Greens bring media ownership bill

THE Greens have moved to introduce a public interest test bill to protect media ownership diversity in light of mining magnate Gina Rinehart's increased stake in Fairfax.

This news came as the Sydney Morning Herald's publisher and editor-in-chief Peter Fray, Sydney Morning Herald editor Amanda Wilson and The Age's editor-in-chief Paul Ramadge stepped down amid newsroom restructures.

Greens leader Senator Christine Milne said that the test was necessary as changes in ownership at Fairfax could be a potential threat to editorial independence and media diversity.

"If we want to ensure that all Australians benefit from a flourishing, independent, diverse media landscape now and into the future, we have an obligation to start acting to protect that landscape," Senator Milne said.

"The public interest test for changes in media control is a sensible place to start."

Greens spokesperson on communications Senator Scott Ludlam said that there was a "real urgency" for the public interest bill, which would target nationally significant media enterprises rather than bloggers or smaller media outlets.

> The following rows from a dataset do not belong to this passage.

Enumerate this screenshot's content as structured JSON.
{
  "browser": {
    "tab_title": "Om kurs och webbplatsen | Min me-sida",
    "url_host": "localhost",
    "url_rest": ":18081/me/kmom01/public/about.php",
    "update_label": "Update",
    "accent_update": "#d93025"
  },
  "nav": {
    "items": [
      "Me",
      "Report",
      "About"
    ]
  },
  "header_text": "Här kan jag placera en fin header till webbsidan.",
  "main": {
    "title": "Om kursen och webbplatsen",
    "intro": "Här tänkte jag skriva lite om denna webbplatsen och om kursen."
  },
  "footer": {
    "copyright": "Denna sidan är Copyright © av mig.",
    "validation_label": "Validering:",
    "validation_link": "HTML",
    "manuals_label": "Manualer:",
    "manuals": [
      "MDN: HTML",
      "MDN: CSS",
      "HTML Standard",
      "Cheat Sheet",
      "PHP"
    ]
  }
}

"(Rinehart is) one individual buying a controlling stake in a media organisation with the clear purpose of shutting down dissent against her other corporate and financial interests and deliberately stifling debate about issues of science, of fairness, of great community interest," he said.

The test would apply to media enterprises with a monthly Australian audience of 500,000 that also derived more than $50 million in revenue annually from supplying media content in Australia.

It would be administered by the Australian Communications and Media Authority and would be consistent with guidelines set out by the Productivity Commission in a media inquiry 12 years ago but never implemented.